No, says Mr. DeLisi, who took over as editor in 2010. In an interview, he explains that he was citing research that was relevant to the articles, and nothing else. “If someone writes an editorial, of course there are going to be citations,” Mr. DeLisi says. His critics “seem to think that the only reason one does editorials is for citations,” he says.
As for citing so many of the papers in his own journal, Mr. DeLisi says this was a way of further recognizing the authors, not pumping up the stats.
Mr. DeLisi notes that Eric Baumer, the editor of the Criminologist newsletter, is also a co-editor of the journal Criminology, which was knocked down a peg by the rise of the Journal of Criminal Justice. “There are all kinds of interesting conflicts of interest,” Mr. DeLisi says. He is now working on a written response to Mr. Baker’s piece.
What this will mean for the journal’s reputation is unclear. If Thomson Reuters decided the journal was, in fact, gaming its impact factor, it could be banned from the rankings. (A call to Thomson Reuters went unreturned.)
One well-known scholar, Bob Bursik, a professor of criminology and criminal justice at the University of Missouri at St.
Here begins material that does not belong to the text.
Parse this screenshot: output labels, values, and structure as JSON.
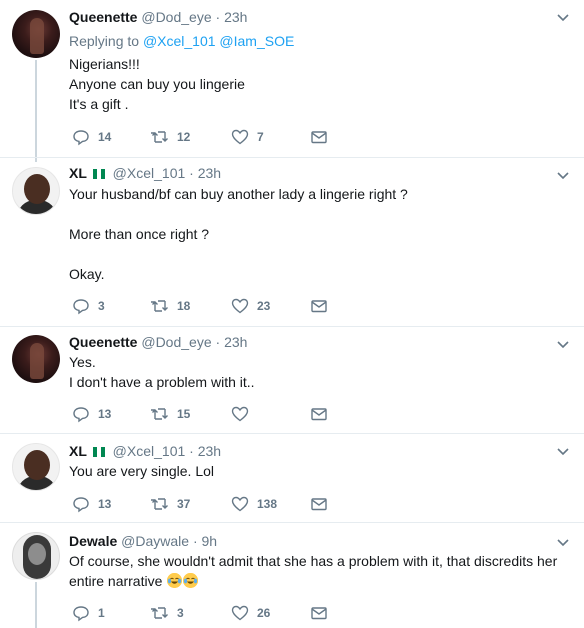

Louis, thinks the damage has already been done. “Intentional or not, in my mind, there is no question that the meteoric rise in the ranking of JCJ was due mostly to highly questionable editorial decisions,” he writes in an email. Those decisions, he says, render the impact-factor ranking “misleading and meaningless.”
Skirmishes like this are not uncommon in the curious little world of academic research. What’s a bit unusual here is that Mr. Baker actually made the effort to crunch the numbers and figure out what was going on. At first he wasn’t so sure he wanted to disseminate what he had uncovered. He is, as he says, “very untenured,” and getting a reputation as a rabble-rouser might not be the best move. Some senior professors advised him against going forward. “I guess I’m strong-headed that way,” he says.
There’s a philosophical angle here, too. As editor, Mr. DeLisi has shifted the focus of the Journal of Criminal Justice from a more traditional approach to one that emphasizes biosocial factors — that is, looking at the environmental and biological influences that affect criminal behavior. There’s a divide in the field between those for and against a biosocial view.
But Mr. Baker is all for biosocial theory. He praises the journal’s change in focus and its tendency to publish pieces that would have trouble finding a home elsewhere. Several years ago, under Mr. DeLisi’s editorship, Mr. Baker even published an article in the Journal of Criminal Justice. “That’s the article of mine with the most citations,” he says. “Of course, some of those cites are from DeLisi.”